August 07, 2012

Healing priest touches San Carlos crowd

Stampede! Relentless crowd rushes to the stage at the City Auditorium and fight their way up for the healing touch of Rev. Fr. Fernando M. Suarez. Youth volunteers of the Charismatic Movement struggle to form a human barricade to prevent a stampede.  

She had totally given up on medicines and her parents had brought her home from Corazon Locsin Montelibano Memorial Regional Hospital in Bacolod City.
She has kidney disease that caused her stomach to bloat and she tested positive of lupus.
On August 2, Thursday, Miriam's parents took her again from their home in Caticlan, Barangay Rizal and brought her, not to a hospital this time, but to the City Auditorium that the 18-year old may receive healing from God through Rev. Fr. Fernando M. Suarez.
On a folding bed at the foot of the stage Miriam was sprawled, an oxygen tank by her side delivering the aid to her shallow breathing. But this girl's abject sickness did not elicit the mercy of the desperate crowd that rushed, stampede-like, to the stage to be touched by Fr. Suarez.
The event drew around 5,000 believers, some searched for physical cure while others hoped for spiritual healing, as could be read from their name tags. And little did the organizers from the San Carlos Diocese Service Committee, Catholic Charismatic Renewal Movement knew that the crowd would be so unbending to pleas for order and discipline.
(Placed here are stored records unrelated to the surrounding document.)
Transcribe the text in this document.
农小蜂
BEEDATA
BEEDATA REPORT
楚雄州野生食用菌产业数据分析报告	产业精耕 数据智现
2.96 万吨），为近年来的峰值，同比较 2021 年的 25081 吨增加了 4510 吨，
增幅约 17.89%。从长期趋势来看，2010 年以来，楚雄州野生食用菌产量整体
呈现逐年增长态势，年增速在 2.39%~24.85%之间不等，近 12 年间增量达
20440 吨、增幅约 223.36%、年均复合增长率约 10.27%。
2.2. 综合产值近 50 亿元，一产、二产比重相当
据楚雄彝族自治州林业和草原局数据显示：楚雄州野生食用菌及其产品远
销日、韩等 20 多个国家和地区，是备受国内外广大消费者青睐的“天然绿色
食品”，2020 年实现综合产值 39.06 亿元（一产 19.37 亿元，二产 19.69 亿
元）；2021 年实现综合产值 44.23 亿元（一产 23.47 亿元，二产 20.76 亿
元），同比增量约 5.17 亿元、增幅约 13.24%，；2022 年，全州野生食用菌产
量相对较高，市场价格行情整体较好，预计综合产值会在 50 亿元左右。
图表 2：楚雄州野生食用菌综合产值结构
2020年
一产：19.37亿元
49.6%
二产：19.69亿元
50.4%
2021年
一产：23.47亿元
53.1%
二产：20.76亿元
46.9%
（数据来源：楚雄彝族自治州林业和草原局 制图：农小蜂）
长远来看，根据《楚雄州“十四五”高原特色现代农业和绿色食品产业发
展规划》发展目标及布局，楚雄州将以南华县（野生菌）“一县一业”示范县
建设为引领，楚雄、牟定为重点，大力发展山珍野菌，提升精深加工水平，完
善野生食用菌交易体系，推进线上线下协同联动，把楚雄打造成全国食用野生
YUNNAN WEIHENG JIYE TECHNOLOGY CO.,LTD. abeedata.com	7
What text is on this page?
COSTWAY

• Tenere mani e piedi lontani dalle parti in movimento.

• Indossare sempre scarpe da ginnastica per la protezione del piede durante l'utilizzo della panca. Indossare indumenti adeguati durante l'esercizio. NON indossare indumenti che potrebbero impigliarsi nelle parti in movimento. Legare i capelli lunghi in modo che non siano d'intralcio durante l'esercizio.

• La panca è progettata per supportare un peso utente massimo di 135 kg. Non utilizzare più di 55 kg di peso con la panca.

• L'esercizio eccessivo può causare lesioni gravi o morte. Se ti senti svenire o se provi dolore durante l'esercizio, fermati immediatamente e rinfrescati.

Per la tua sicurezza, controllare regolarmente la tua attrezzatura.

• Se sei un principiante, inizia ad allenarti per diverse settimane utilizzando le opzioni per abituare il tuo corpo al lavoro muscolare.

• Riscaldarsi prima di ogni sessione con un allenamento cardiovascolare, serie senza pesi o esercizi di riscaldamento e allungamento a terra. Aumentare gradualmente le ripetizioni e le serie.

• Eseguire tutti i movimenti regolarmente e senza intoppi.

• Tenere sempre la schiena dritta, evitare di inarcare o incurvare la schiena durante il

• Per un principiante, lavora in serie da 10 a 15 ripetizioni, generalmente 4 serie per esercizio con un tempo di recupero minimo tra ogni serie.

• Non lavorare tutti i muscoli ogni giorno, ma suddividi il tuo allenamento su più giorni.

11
‘Pick up your mat and go home’
The chaos aside, Fr. Suarez proceeded to touch the foreheads of each of those present. Some of them fainted and cried claiming that their ills had been healed.
Michael Navaja, 28, had a spinal cord injury. His parents, Rosa and Romeo Navaja could not afford to send him to specialists and therapists. The mother, a laundrywoman, said that they brought him to San Carlos City Hospital but they were never able to bring him to higher medical institutions. Instead, they had him treated through local remedies or Binisaya to no avail.
Michael had not been able to walk since May and had suffered back pain for a year already. But when Fr. Suarez came to him, he held on the priest's hand. As the healer drew up the sick from his mat, those limp, thin legs started walking again.
All the way to the centerline, Fr. Suarez guided the sick man taking feeble steps, while Rosa rolled up her son's mat, already prepared to go home.
Such were the miraculous healing sights that took place after the Healing Mass that Fr. Suarez officiated with the 13 priests from the Dioceses of San Carlos and Bacolod in attendance.
It’s God
But the healing priest put forward a disclaimer during his homily as in his interview with NRWP. He emphasized that he cannot heal but that it is God who does and that what he has is only a gift. He could not keep the gift for himself but he must share to others.
The gift
His gift manifested when he was still 16 and a chemical engineering freshman at Adamson University. There was a lame old woman in Quiapo, he told. He took pity on her and prayed over her. To both their surprise, the woman started to walk.
But he did not immediately become a priest. He finished his college course instead and became a chemical engineer working in the country and abroad.
At 25, he went to a seminary in Canada and was ordained there in 2002. Since then, he had been conducting healing masses and sessions across more than a hundred countries around the globe and has served roughly 15 M people.
New evangelization
Fr. Suarez added that he believes that his work is a loud response to Pope Benedict XVI's call for Filipino bishops to initiate the "new evangelization" of the country. He said that the number of people who flock his healing masses is proof that healing is a work of evangelization.
"Healing is the most concrete form of evangelization," he said and sited the several occasions of Jesus Christ healing the sick in the Bible.
He also attested that even non-Catholics, who are growing in numbers, attend his healing sessions and some of them, even the Muslims, were converted.
Now he has a religious order, the Missionaries of Mary Mother of the Poor that he co-founded with the Canadian Fr. Jeff Shannon. Their base is in Occidental Mindoro. 
Money talk
Meanwhile, the organizers, who braced the surge of excitement from the crowd that witnessed healing miracles, clarified that the activity did not require those who attended to give donations.
Hermie Suarez, the leader of the Charismatic Renewal Movement said that they placed 'love offering' boxes on the registration tables at the entrance but anyone may or may not drop a donation.
But the layman Suarez said should they raise enough funds, they will use it to pay for the expenses they incurred during the event and send Fr. Suarez and his team with some stipend. 

1 comment:

  1. Why do the people of San Carlos resorted to Spiritual healing? Has the health care system of the city failed to address the health needs of the people?